MODELING MOISTURE TRANSPORT IN POROUS DIELECTRIC STRUCTURES FOR ADVANCED HUMIDITY SENSING IN INTELLIGENT AND ASSISTIVE SYSTEMS

Abstract

To design high-performance humidity sensors for next-generation intelligent systems, assistive technologies, and autonomous robotic platforms, a comprehensive understanding of moisture transport processes in porous dielectric materials is essential. Moisture sensing plays a critical role in environmental monitoring, healthcare applications, smart infrastructure, and robotic systems operating in dynamic environments. In porous structures containing nanoscale and micro-scale pores, water vapor transport is governed by both molecular diffusion and Knudsen diffusion, making conventional diffusion models inadequate when pore dimensions approach the molecular mean free path. This work employs the Bosanquet approximation to capture the combined effects of molecular and Knudsen diffusion and performs a numerical investigation of moisture transport in porous dielectric structures.
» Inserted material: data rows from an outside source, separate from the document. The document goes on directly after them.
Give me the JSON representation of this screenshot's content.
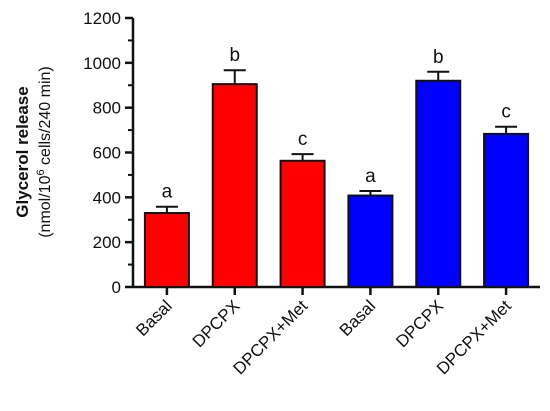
{
  "chart_data": {
    "type": "bar",
    "ylabel": "Glycerol release",
    "ylabel_unit": {
      "prefix": "(nmol/10",
      "superscript": "6",
      "suffix": " cells/240 min)"
    },
    "ylim": [
      0,
      1200
    ],
    "yticks": [
      0,
      200,
      400,
      600,
      800,
      1000,
      1200
    ],
    "grid": false,
    "categories": [
      "Basal",
      "DPCPX",
      "DPCPX+Met",
      "Basal",
      "DPCPX",
      "DPCPX+Met"
    ],
    "values": [
      330,
      905,
      563,
      408,
      920,
      683
    ],
    "errors": [
      28,
      62,
      30,
      20,
      40,
      32
    ],
    "significance": [
      "a",
      "b",
      "c",
      "a",
      "b",
      "c"
    ],
    "colors": [
      "#ff0000",
      "#ff0000",
      "#ff0000",
      "#0000ff",
      "#0000ff",
      "#0000ff"
    ]
  }
}
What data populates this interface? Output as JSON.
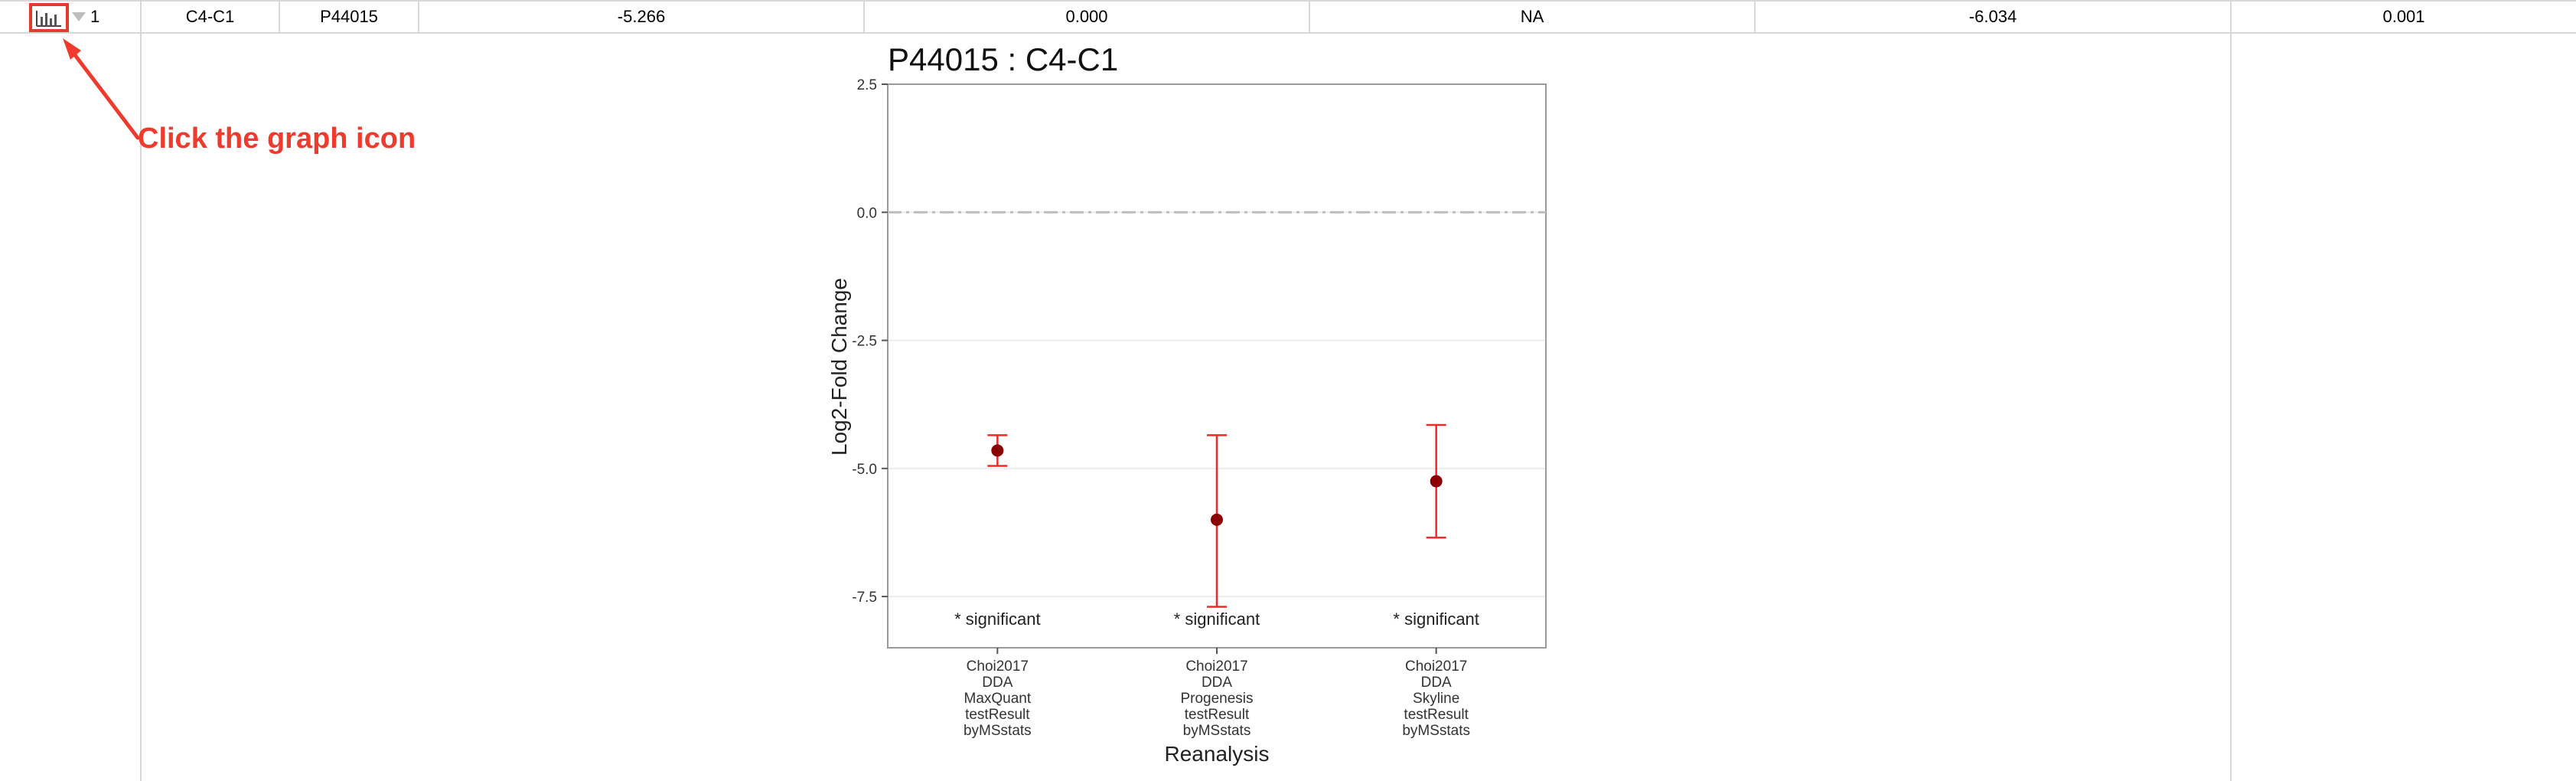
{
  "table": {
    "row_number": "1",
    "cells": [
      "C4-C1",
      "P44015",
      "-5.266",
      "0.000",
      "NA",
      "-6.034",
      "0.001"
    ]
  },
  "icons": {
    "graph": "bar-chart-icon",
    "sort": "sort-arrow-icon",
    "annotation_arrow": "arrow-icon"
  },
  "annotation": {
    "text": "Click the graph icon",
    "color": "#ee3b2d"
  },
  "chart_data": {
    "type": "scatter",
    "title": "P44015 : C4-C1",
    "xlabel": "Reanalysis",
    "ylabel": "Log2-Fold Change",
    "ylim": [
      -8.5,
      2.5
    ],
    "yticks": [
      2.5,
      0.0,
      -2.5,
      -5.0,
      -7.5
    ],
    "ytick_labels": [
      "2.5",
      "0.0",
      "-2.5",
      "-5.0",
      "-7.5"
    ],
    "grid": true,
    "reference_line": 0.0,
    "categories": [
      [
        "Choi2017",
        "DDA",
        "MaxQuant",
        "testResult",
        "byMSstats"
      ],
      [
        "Choi2017",
        "DDA",
        "Progenesis",
        "testResult",
        "byMSstats"
      ],
      [
        "Choi2017",
        "DDA",
        "Skyline",
        "testResult",
        "byMSstats"
      ]
    ],
    "points": [
      {
        "y": -4.65,
        "low": -4.95,
        "high": -4.35,
        "note": "* significant"
      },
      {
        "y": -6.0,
        "low": -7.7,
        "high": -4.35,
        "note": "* significant"
      },
      {
        "y": -5.25,
        "low": -6.35,
        "high": -4.15,
        "note": "* significant"
      }
    ],
    "colors": {
      "point": "#8b0000",
      "errorbar": "#ee2a2a",
      "reference": "#bdbdbd"
    }
  }
}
Parametric simulations are conducted for pore radii ranging from 50 nm to 1000 nm under standard operating conditions. The influence of pore size on Knudsen diffusion, effective diffusion coefficients, and transport resistance is systematically analyzed. Results reveal a transition diffusion regime in which both molecule–molecule and molecule–wall interactions significantly affect transport behavior. The findings demonstrate that pore geometry strongly influences moisture transport characteristics and provide valuable design insights for the development of advanced humidity sensors and sensing systems supporting assistive technologies, smart environments, robotic perception, and future autonomous monitoring applications.